Over 40,000 young men from the Al-Suwayda province are said to be carrying out their military service. However, disgruntled recruits decided not to support military campaigns outside their district by refusing orders from their superiors who want to transfer new recruits to the Hama governorate which has seen bloody clashes between the regime and opposition fighters.
According to the Arab news site the New Khaleej, the soldiers are refusing to take up positions and barracks because they believe that they are embroiled in a war that has nothing to do with them.

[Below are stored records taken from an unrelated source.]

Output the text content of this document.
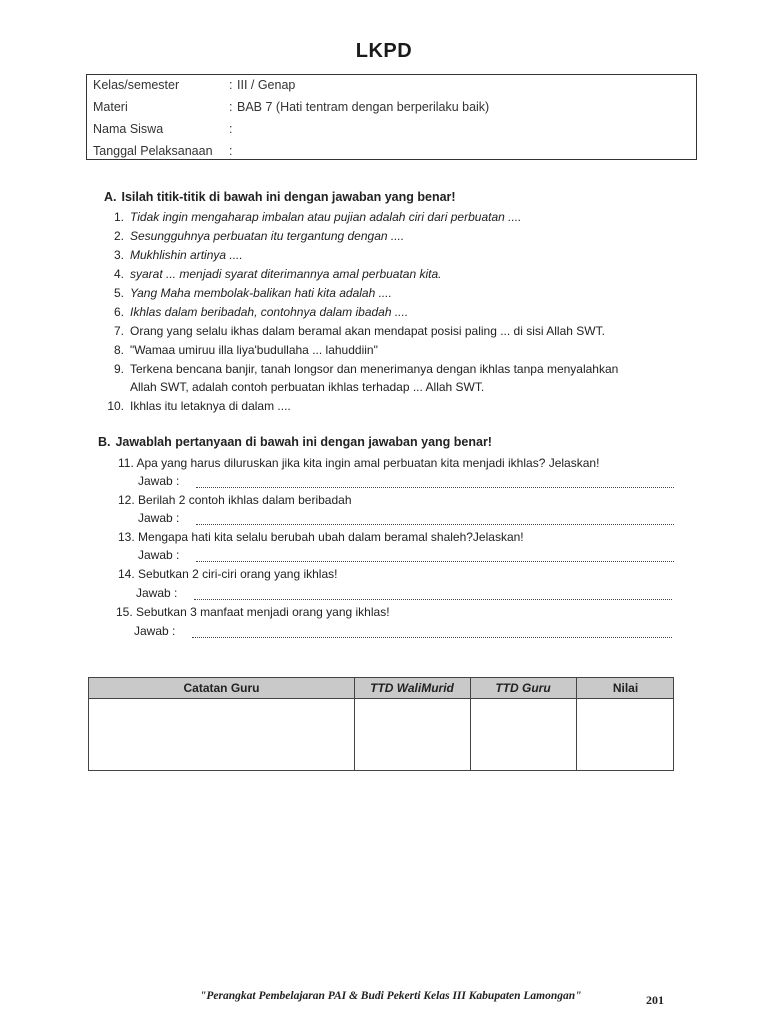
LKPD
Kelas/semester	: III / Genap
Materi	: BAB 7 (Hati tentram dengan berperilaku baik)
Nama Siswa	:
Tanggal Pelaksanaan	:
A. Isilah titik-titik di bawah ini dengan jawaban yang benar!
1. Tidak ingin mengaharap imbalan atau pujian adalah ciri dari perbuatan ....
2. Sesungguhnya perbuatan itu tergantung dengan ....
3. Mukhlishin artinya ....
4. syarat ... menjadi syarat diterimannya amal perbuatan kita.
5. Yang Maha membolak-balikan hati kita adalah ....
6. Ikhlas dalam beribadah, contohnya dalam ibadah ....
7. Orang yang selalu ikhas dalam beramal akan mendapat posisi paling ... di sisi Allah SWT.
8. "Wamaa umiruu illa liya'budullaha ... lahuddiin"
9. Terkena bencana banjir, tanah longsor dan menerimanya dengan ikhlas tanpa menyalahkan
Allah SWT, adalah contoh perbuatan ikhlas terhadap ... Allah SWT.
10. Ikhlas itu letaknya di dalam ....
B. Jawablah pertanyaan di bawah ini dengan jawaban yang benar!
11. Apa yang harus diluruskan jika kita ingin amal perbuatan kita menjadi ikhlas? Jelaskan!
Jawab :
12. Berilah 2 contoh ikhlas dalam beribadah
Jawab :
13. Mengapa hati kita selalu berubah ubah dalam beramal shaleh?Jelaskan!
Jawab :
14. Sebutkan 2 ciri-ciri orang yang ikhlas!
Jawab :
15. Sebutkan 3 manfaat menjadi orang yang ikhlas!
Jawab :
Catatan Guru	TTD WaliMurid	TTD Guru	Nilai
"Perangkat Pembelajaran PAI & Budi Pekerti Kelas III Kabupaten Lamongan"	201
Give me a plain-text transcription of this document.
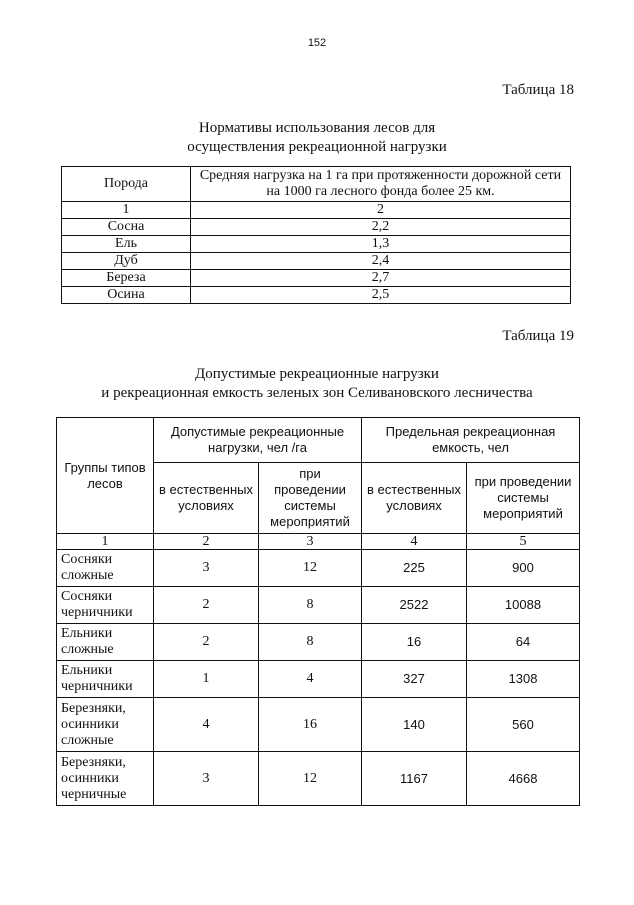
152
Таблица 18
Нормативы использования лесов для
осуществления рекреационной нагрузки
Порода	Средняя нагрузка на 1 га при протяженности дорожной сети на 1000 га лесного фонда более 25 км.
1	2
Сосна	2,2
Ель	1,3
Дуб	2,4
Береза	2,7
Осина	2,5
Таблица 19
Допустимые рекреационные нагрузки
и рекреационная емкость зеленых зон Селивановского лесничества
Группы типов лесов	Допустимые рекреационные нагрузки, чел /га		Предельная рекреационная емкость, чел	
	в естественных условиях	при проведении системы мероприятий	в естественных условиях	при проведении системы мероприятий
1	2	3	4	5
Сосняки сложные	3	12	225	900
Сосняки черничники	2	8	2522	10088
Ельники сложные	2	8	16	64
Ельники черничники	1	4	327	1308
Березняки, осинники сложные	4	16	140	560
Березняки, осинники черничные	3	12	1167	4668
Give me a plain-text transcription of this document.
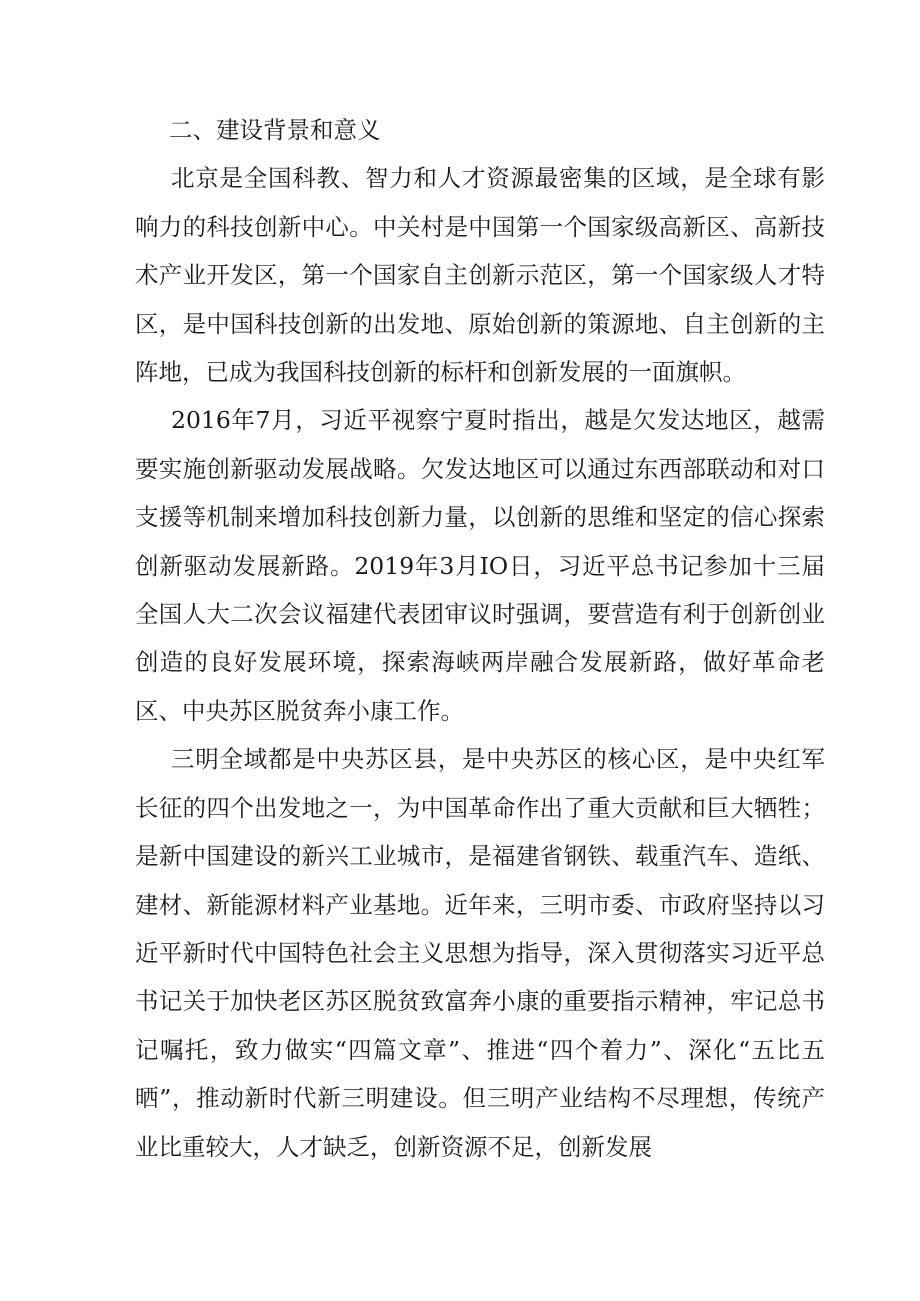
二、建设背景和意义

北京是全国科教、智力和人才资源最密集的区域，是全球有影响力的科技创新中心。中关村是中国第一个国家级高新区、高新技术产业开发区，第一个国家自主创新示范区，第一个国家级人才特区，是中国科技创新的出发地、原始创新的策源地、自主创新的主阵地，已成为我国科技创新的标杆和创新发展的一面旗帜。

2016年7月，习近平视察宁夏时指出，越是欠发达地区，越需要实施创新驱动发展战略。欠发达地区可以通过东西部联动和对口支援等机制来增加科技创新力量，以创新的思维和坚定的信心探索创新驱动发展新路。2019年3月IO日，习近平总书记参加十三届全国人大二次会议福建代表团审议时强调，要营造有利于创新创业创造的良好发展环境，探索海峡两岸融合发展新路，做好革命老区、中央苏区脱贫奔小康工作。

三明全域都是中央苏区县，是中央苏区的核心区，是中央红军长征的四个出发地之一，为中国革命作出了重大贡献和巨大牺牲；是新中国建设的新兴工业城市，是福建省钢铁、载重汽车、造纸、建材、新能源材料产业基地。近年来，三明市委、市政府坚持以习近平新时代中国特色社会主义思想为指导，深入贯彻落实习近平总书记关于加快老区苏区脱贫致富奔小康的重要指示精神，牢记总书记嘱托，致力做实“四篇文章”、推进“四个着力”、深化“五比五晒”，推动新时代新三明建设。但三明产业结构不尽理想，传统产业比重较大，人才缺乏，创新资源不足，创新发展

The soldiers' refusal to carry out orders appears to reflect larger concerns within the Syrian army over maintaining the integrity of its military. The government responded against large scale opposition against conscription in times of civil war by enacting new measures to protect its military infrastructure and prevent a large exodus of its armed force.
Among the measures introduced by the Syrian regime since the outbreak of the conflict in 2011 is to allow young recruits from Jabal Al-Arab region to serve within their province. The measure was adopted to appease parts of the Syrian population that oppose the brutal war between the regime and the Syrian people.